New research from the American Immigration Council shows that immigrants in Massachusetts made up over 17 percent of the state’s healthcare workers despite accounting for only 9.9 percent of the overall population. The new report, The Growing Demand for Healthcare Workers in Massachusetts, highlights the contributions that immigrants make in high-demand healthcare occupations that require a professional or occupational license.  

Amid rising labor shortages and an aging state workforce, Massachusetts is facing increased demand for professionally licensed workers that internationally trained immigrants can help meet. For Massachusetts to remain competitive and address critical shortages in high-demand fields, the state must implement policies that not only attract and retain immigrant talent that is complementary to the U.S.-born workforce, but also build career pathways for immigrants who already call the state home.  

  • Immigrants are already helping Massachusetts meet its demand for healthcare workers. Immigrants represented 14.8 percent of registered nurses, 17.5 percent of health technicians, 24.1 percent of clinical lab technologists, and 24.6 percent of licensed practical nurses from 2015 to 2019. 

  • Immigrants are uniquely positioned to provide support across all healthcare settings. From 2018 to 2022, the number of healthcare worker job postings that required bilingual skills in Massachusetts increased by over 91 percent. Internationally trained healthcare professionals often have multilingual skills, enabling them to fill those positions.  

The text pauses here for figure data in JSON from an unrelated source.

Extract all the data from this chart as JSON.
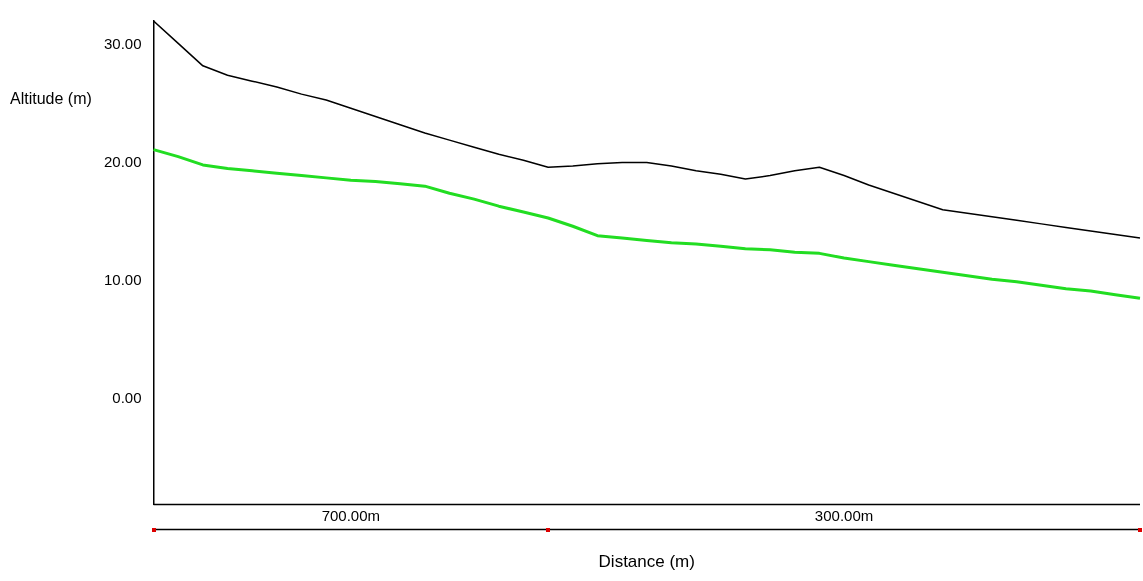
{
  "chart_data": {
    "type": "line",
    "xlabel": "Distance (m)",
    "ylabel": "Altitude (m)",
    "categories": [
      null,
      null,
      null,
      null,
      null,
      null,
      null,
      null,
      null,
      null,
      null,
      null,
      null,
      null,
      null,
      null,
      null,
      null,
      null,
      null,
      null,
      null,
      null,
      null,
      null,
      null,
      null,
      null,
      null,
      null,
      null,
      null,
      null,
      null,
      null,
      null,
      null,
      null,
      null,
      null,
      null
    ],
    "series": [
      {
        "color": "#000000",
        "values": [
          32.0,
          30.1,
          28.2,
          27.4,
          26.9,
          26.4,
          25.8,
          25.3,
          24.6,
          23.9,
          23.2,
          22.5,
          21.9,
          21.3,
          20.7,
          20.2,
          19.6,
          19.7,
          19.9,
          20.0,
          20.0,
          19.7,
          19.3,
          19.0,
          18.6,
          18.9,
          19.3,
          19.6,
          18.9,
          18.1,
          17.4,
          16.7,
          16.0,
          15.7,
          15.4,
          15.1,
          14.8,
          14.5,
          14.2,
          13.9,
          13.6
        ]
      },
      {
        "color": "#22dd22",
        "values": [
          21.1,
          20.5,
          19.8,
          19.5,
          19.3,
          19.1,
          18.9,
          18.7,
          18.5,
          18.4,
          18.2,
          18.0,
          17.4,
          16.9,
          16.3,
          15.8,
          15.3,
          14.6,
          13.8,
          13.6,
          13.4,
          13.2,
          13.1,
          12.9,
          12.7,
          12.6,
          12.4,
          12.3,
          11.9,
          11.6,
          11.3,
          11.0,
          10.7,
          10.4,
          10.1,
          9.9,
          9.6,
          9.3,
          9.1,
          8.8,
          8.5
        ]
      }
    ],
    "ylim": [
      -9,
      32
    ],
    "yticks": [
      {
        "value": 0,
        "label": "0.00"
      },
      {
        "value": 10,
        "label": "10.00"
      },
      {
        "value": 20,
        "label": "20.00"
      },
      {
        "value": 30,
        "label": "30.00"
      }
    ],
    "annotations": [
      "700.00m",
      "300.00m"
    ],
    "grid": false,
    "legend": false,
    "marker": "none",
    "line_style": "solid",
    "tick_labels": "y"
  }
}
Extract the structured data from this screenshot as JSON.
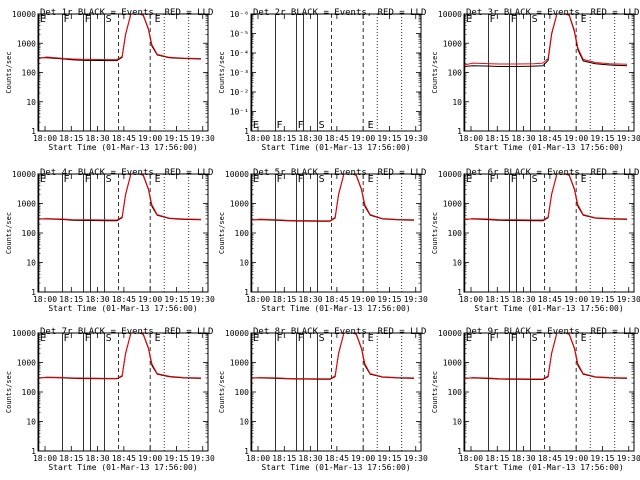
{
  "figure": {
    "xlabel": "Start Time (01-Mar-13 17:56:00)",
    "ylabel": "Counts/sec",
    "x_tick_labels": [
      "18:00",
      "18:15",
      "18:30",
      "18:45",
      "19:00",
      "19:15",
      "19:30"
    ]
  },
  "chart_data": [
    {
      "type": "line",
      "title": "Det 1r BLACK = Events, RED = LLD",
      "yscale": "log",
      "ylim": [
        1,
        10000
      ],
      "y_tick_labels": [
        "1",
        "10",
        "100",
        "1000",
        "10000"
      ],
      "xlim_minutes": [
        0,
        93
      ],
      "markers": [
        "E",
        "F",
        "F",
        "S",
        "E"
      ],
      "marker_minutes": [
        0.5,
        14,
        26,
        38,
        66
      ],
      "series": [
        {
          "name": "Events",
          "color": "#000000",
          "x": [
            0,
            5,
            15,
            20,
            27,
            30,
            40,
            45,
            48,
            50,
            53,
            55,
            58,
            60,
            63,
            65,
            68,
            75,
            83,
            93
          ],
          "values": [
            320,
            320,
            290,
            270,
            260,
            260,
            255,
            255,
            330,
            2000,
            10000,
            10000,
            10000,
            9000,
            3000,
            800,
            400,
            320,
            300,
            290
          ]
        },
        {
          "name": "LLD",
          "color": "#ff0000",
          "x": [
            0,
            5,
            15,
            20,
            27,
            30,
            40,
            45,
            48,
            50,
            53,
            55,
            58,
            60,
            63,
            65,
            68,
            75,
            83,
            93
          ],
          "values": [
            300,
            340,
            300,
            290,
            280,
            280,
            275,
            275,
            350,
            2100,
            10000,
            10000,
            10000,
            9500,
            3200,
            900,
            420,
            330,
            310,
            300
          ]
        }
      ]
    },
    {
      "type": "line",
      "title": "Det 2r BLACK = Events, RED = LLD",
      "yscale": "log",
      "ylim": [
        1,
        1e-06
      ],
      "y_tick_labels": [
        "1",
        "10⁻¹",
        "10⁻²",
        "10⁻³",
        "10⁻⁴",
        "10⁻⁵",
        "10⁻⁶"
      ],
      "xlim_minutes": [
        0,
        93
      ],
      "markers": [
        "E",
        "F",
        "F",
        "S",
        "E"
      ],
      "marker_minutes": [
        0.5,
        14,
        26,
        38,
        66
      ],
      "series": []
    },
    {
      "type": "line",
      "title": "Det 3r BLACK = Events, RED = LLD",
      "yscale": "log",
      "ylim": [
        1,
        10000
      ],
      "y_tick_labels": [
        "1",
        "10",
        "100",
        "1000",
        "10000"
      ],
      "xlim_minutes": [
        0,
        93
      ],
      "markers": [
        "E",
        "F",
        "F",
        "S",
        "E"
      ],
      "marker_minutes": [
        0.5,
        14,
        26,
        38,
        66
      ],
      "series": [
        {
          "name": "Events",
          "color": "#000000",
          "x": [
            0,
            5,
            15,
            20,
            27,
            30,
            40,
            45,
            48,
            50,
            53,
            55,
            58,
            60,
            63,
            65,
            68,
            75,
            83,
            93
          ],
          "values": [
            160,
            170,
            165,
            160,
            160,
            160,
            165,
            170,
            260,
            2000,
            10000,
            10000,
            10000,
            9000,
            2500,
            600,
            250,
            200,
            180,
            170
          ]
        },
        {
          "name": "LLD",
          "color": "#ff0000",
          "x": [
            0,
            5,
            15,
            20,
            27,
            30,
            40,
            45,
            48,
            50,
            53,
            55,
            58,
            60,
            63,
            65,
            68,
            75,
            83,
            93
          ],
          "values": [
            180,
            210,
            200,
            195,
            195,
            195,
            200,
            210,
            300,
            2200,
            10000,
            10000,
            10000,
            9500,
            2800,
            700,
            280,
            220,
            200,
            190
          ]
        }
      ]
    },
    {
      "type": "line",
      "title": "Det 4r BLACK = Events, RED = LLD",
      "yscale": "log",
      "ylim": [
        1,
        10000
      ],
      "y_tick_labels": [
        "1",
        "10",
        "100",
        "1000",
        "10000"
      ],
      "xlim_minutes": [
        0,
        93
      ],
      "markers": [
        "E",
        "F",
        "F",
        "S",
        "E"
      ],
      "marker_minutes": [
        0.5,
        14,
        26,
        38,
        66
      ],
      "series": [
        {
          "name": "Events",
          "color": "#000000",
          "x": [
            0,
            5,
            15,
            20,
            27,
            30,
            40,
            45,
            48,
            50,
            53,
            55,
            58,
            60,
            63,
            65,
            68,
            75,
            83,
            93
          ],
          "values": [
            300,
            300,
            285,
            270,
            265,
            265,
            260,
            260,
            330,
            2000,
            10000,
            10000,
            10000,
            9000,
            3000,
            800,
            400,
            310,
            290,
            280
          ]
        },
        {
          "name": "LLD",
          "color": "#ff0000",
          "x": [
            0,
            5,
            15,
            20,
            27,
            30,
            40,
            45,
            48,
            50,
            53,
            55,
            58,
            60,
            63,
            65,
            68,
            75,
            83,
            93
          ],
          "values": [
            290,
            310,
            295,
            285,
            280,
            280,
            275,
            275,
            350,
            2100,
            10000,
            10000,
            10000,
            9500,
            3200,
            900,
            420,
            320,
            300,
            290
          ]
        }
      ]
    },
    {
      "type": "line",
      "title": "Det 5r BLACK = Events, RED = LLD",
      "yscale": "log",
      "ylim": [
        1,
        10000
      ],
      "y_tick_labels": [
        "1",
        "10",
        "100",
        "1000",
        "10000"
      ],
      "xlim_minutes": [
        0,
        93
      ],
      "markers": [
        "E",
        "F",
        "F",
        "S",
        "E"
      ],
      "marker_minutes": [
        0.5,
        14,
        26,
        38,
        66
      ],
      "series": [
        {
          "name": "Events",
          "color": "#000000",
          "x": [
            0,
            5,
            15,
            20,
            27,
            30,
            40,
            45,
            48,
            50,
            53,
            55,
            58,
            60,
            63,
            65,
            68,
            75,
            83,
            93
          ],
          "values": [
            280,
            285,
            270,
            260,
            255,
            255,
            250,
            250,
            320,
            2000,
            10000,
            10000,
            10000,
            9000,
            3000,
            800,
            400,
            300,
            280,
            270
          ]
        },
        {
          "name": "LLD",
          "color": "#ff0000",
          "x": [
            0,
            5,
            15,
            20,
            27,
            30,
            40,
            45,
            48,
            50,
            53,
            55,
            58,
            60,
            63,
            65,
            68,
            75,
            83,
            93
          ],
          "values": [
            270,
            295,
            280,
            270,
            265,
            265,
            260,
            260,
            340,
            2100,
            10000,
            10000,
            10000,
            9500,
            3200,
            900,
            420,
            310,
            290,
            280
          ]
        }
      ]
    },
    {
      "type": "line",
      "title": "Det 6r BLACK = Events, RED = LLD",
      "yscale": "log",
      "ylim": [
        1,
        10000
      ],
      "y_tick_labels": [
        "1",
        "10",
        "100",
        "1000",
        "10000"
      ],
      "xlim_minutes": [
        0,
        93
      ],
      "markers": [
        "E",
        "F",
        "F",
        "S",
        "E"
      ],
      "marker_minutes": [
        0.5,
        14,
        26,
        38,
        66
      ],
      "series": [
        {
          "name": "Events",
          "color": "#000000",
          "x": [
            0,
            5,
            15,
            20,
            27,
            30,
            40,
            45,
            48,
            50,
            53,
            55,
            58,
            60,
            63,
            65,
            68,
            75,
            83,
            93
          ],
          "values": [
            290,
            300,
            280,
            270,
            265,
            265,
            260,
            260,
            330,
            2000,
            10000,
            10000,
            10000,
            9000,
            3000,
            800,
            400,
            320,
            300,
            290
          ]
        },
        {
          "name": "LLD",
          "color": "#ff0000",
          "x": [
            0,
            5,
            15,
            20,
            27,
            30,
            40,
            45,
            48,
            50,
            53,
            55,
            58,
            60,
            63,
            65,
            68,
            75,
            83,
            93
          ],
          "values": [
            280,
            310,
            295,
            285,
            280,
            280,
            275,
            275,
            350,
            2100,
            10000,
            10000,
            10000,
            9500,
            3200,
            900,
            420,
            330,
            310,
            300
          ]
        }
      ]
    },
    {
      "type": "line",
      "title": "Det 7r BLACK = Events, RED = LLD",
      "yscale": "log",
      "ylim": [
        1,
        10000
      ],
      "y_tick_labels": [
        "1",
        "10",
        "100",
        "1000",
        "10000"
      ],
      "xlim_minutes": [
        0,
        93
      ],
      "markers": [
        "E",
        "F",
        "F",
        "S",
        "E"
      ],
      "marker_minutes": [
        0.5,
        14,
        26,
        38,
        66
      ],
      "series": [
        {
          "name": "Events",
          "color": "#000000",
          "x": [
            0,
            5,
            15,
            20,
            27,
            30,
            40,
            45,
            48,
            50,
            53,
            55,
            58,
            60,
            63,
            65,
            68,
            75,
            83,
            93
          ],
          "values": [
            300,
            310,
            300,
            290,
            285,
            285,
            280,
            280,
            340,
            2000,
            10000,
            10000,
            10000,
            9000,
            3000,
            800,
            400,
            330,
            300,
            290
          ]
        },
        {
          "name": "LLD",
          "color": "#ff0000",
          "x": [
            0,
            5,
            15,
            20,
            27,
            30,
            40,
            45,
            48,
            50,
            53,
            55,
            58,
            60,
            63,
            65,
            68,
            75,
            83,
            93
          ],
          "values": [
            290,
            320,
            310,
            300,
            295,
            295,
            290,
            290,
            360,
            2100,
            10000,
            10000,
            10000,
            9500,
            3200,
            900,
            420,
            340,
            310,
            300
          ]
        }
      ]
    },
    {
      "type": "line",
      "title": "Det 8r BLACK = Events, RED = LLD",
      "yscale": "log",
      "ylim": [
        1,
        10000
      ],
      "y_tick_labels": [
        "1",
        "10",
        "100",
        "1000",
        "10000"
      ],
      "xlim_minutes": [
        0,
        93
      ],
      "markers": [
        "E",
        "F",
        "F",
        "S",
        "E"
      ],
      "marker_minutes": [
        0.5,
        14,
        26,
        38,
        66
      ],
      "series": [
        {
          "name": "Events",
          "color": "#000000",
          "x": [
            0,
            5,
            15,
            20,
            27,
            30,
            40,
            45,
            48,
            50,
            53,
            55,
            58,
            60,
            63,
            65,
            68,
            75,
            83,
            93
          ],
          "values": [
            300,
            300,
            290,
            280,
            275,
            275,
            270,
            270,
            330,
            2000,
            10000,
            10000,
            10000,
            9000,
            3000,
            800,
            400,
            320,
            300,
            290
          ]
        },
        {
          "name": "LLD",
          "color": "#ff0000",
          "x": [
            0,
            5,
            15,
            20,
            27,
            30,
            40,
            45,
            48,
            50,
            53,
            55,
            58,
            60,
            63,
            65,
            68,
            75,
            83,
            93
          ],
          "values": [
            290,
            310,
            300,
            290,
            285,
            285,
            280,
            280,
            350,
            2100,
            10000,
            10000,
            10000,
            9500,
            3200,
            900,
            420,
            330,
            310,
            300
          ]
        }
      ]
    },
    {
      "type": "line",
      "title": "Det 9r BLACK = Events, RED = LLD",
      "yscale": "log",
      "ylim": [
        1,
        10000
      ],
      "y_tick_labels": [
        "1",
        "10",
        "100",
        "1000",
        "10000"
      ],
      "xlim_minutes": [
        0,
        93
      ],
      "markers": [
        "E",
        "F",
        "F",
        "S",
        "E"
      ],
      "marker_minutes": [
        0.5,
        14,
        26,
        38,
        66
      ],
      "series": [
        {
          "name": "Events",
          "color": "#000000",
          "x": [
            0,
            5,
            15,
            20,
            27,
            30,
            40,
            45,
            48,
            50,
            53,
            55,
            58,
            60,
            63,
            65,
            68,
            75,
            83,
            93
          ],
          "values": [
            290,
            300,
            285,
            275,
            270,
            270,
            265,
            265,
            330,
            2000,
            10000,
            10000,
            10000,
            9000,
            3000,
            800,
            400,
            320,
            300,
            290
          ]
        },
        {
          "name": "LLD",
          "color": "#ff0000",
          "x": [
            0,
            5,
            15,
            20,
            27,
            30,
            40,
            45,
            48,
            50,
            53,
            55,
            58,
            60,
            63,
            65,
            68,
            75,
            83,
            93
          ],
          "values": [
            280,
            310,
            295,
            285,
            280,
            280,
            275,
            275,
            350,
            2100,
            10000,
            10000,
            10000,
            9500,
            3200,
            900,
            420,
            330,
            310,
            300
          ]
        }
      ]
    }
  ]
}
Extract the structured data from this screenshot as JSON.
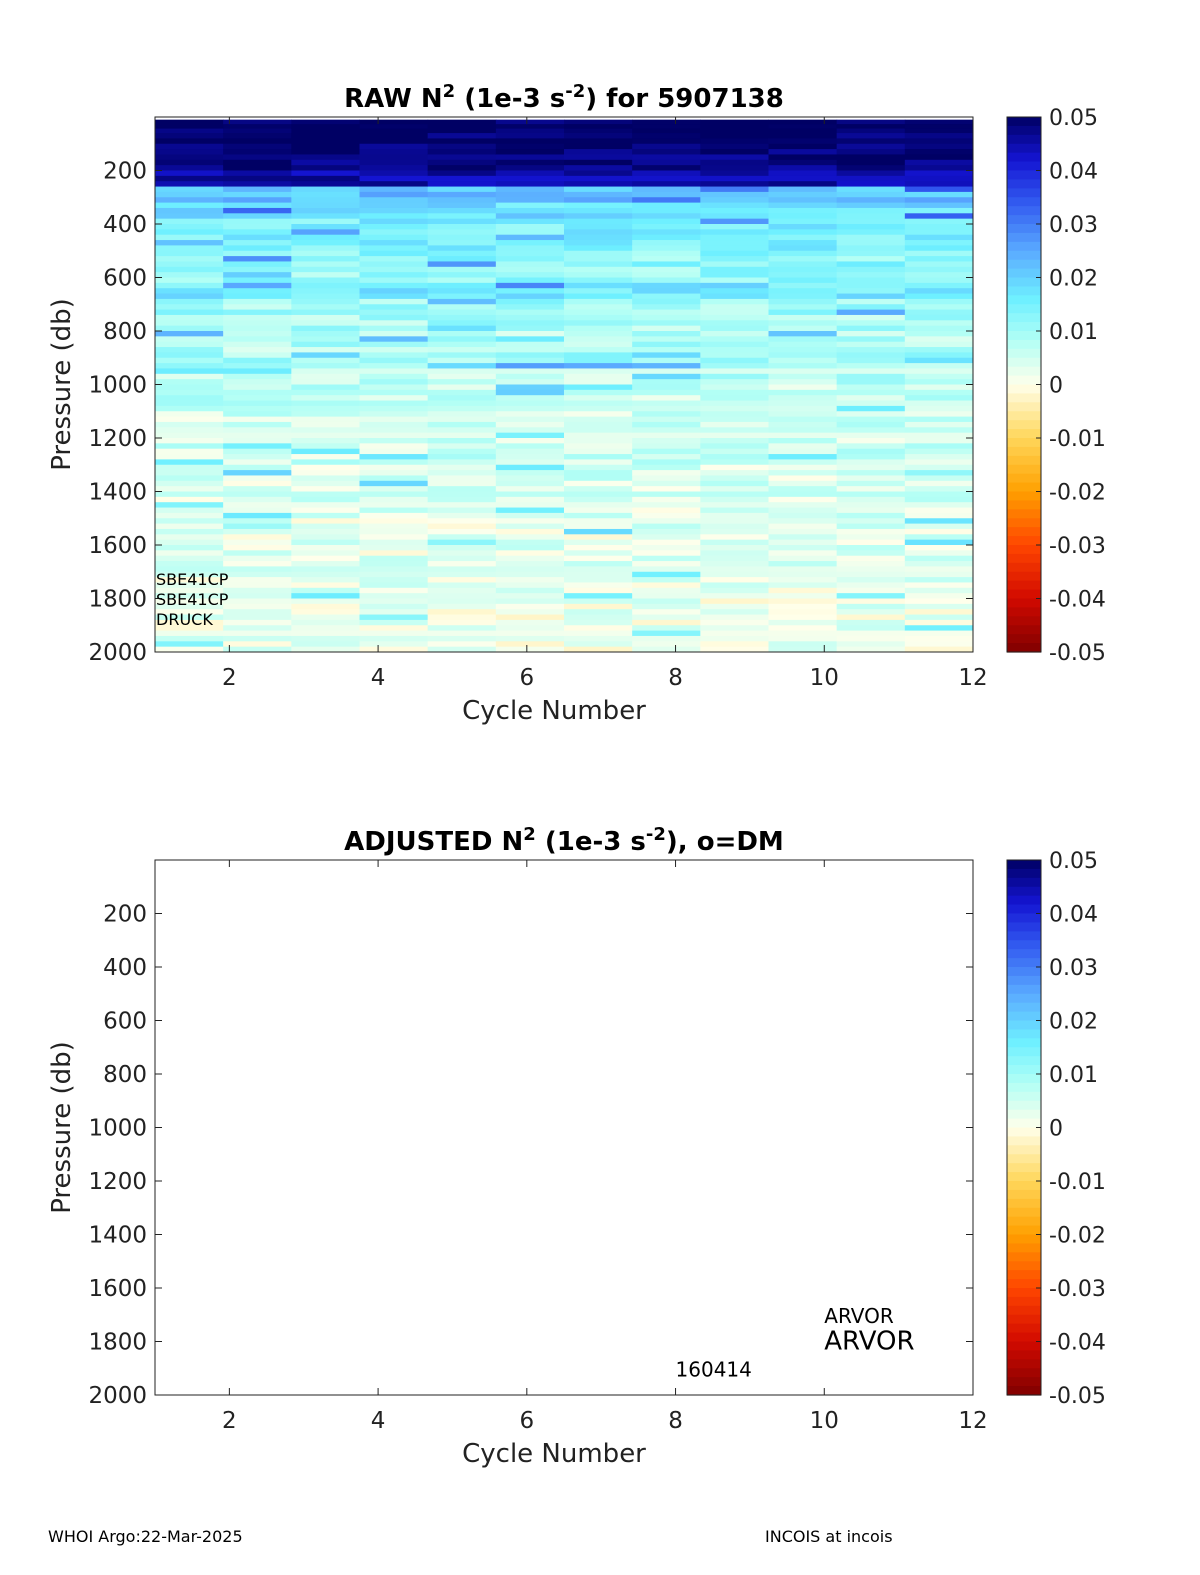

  • Immigrants’ skill sets are being underutilized in Massachusetts, leading to brain waste. Despite the need for immigrants’ skill sets, challenges such as skill recognition and a lack of re-credentialing pathways are leading to the underemployment of qualified internationally trained immigrants. From 2015 to 2019, the share of immigrants who had a biology or healthcare-related bachelor’s degree but worked in a job that did not require a bachelor’s degree was 33.4 percent. Additionally, the share of immigrants with professional and doctorate degrees working in occupations in the healthcare industry that did not require a professional or doctorate degree was 4.6 percent.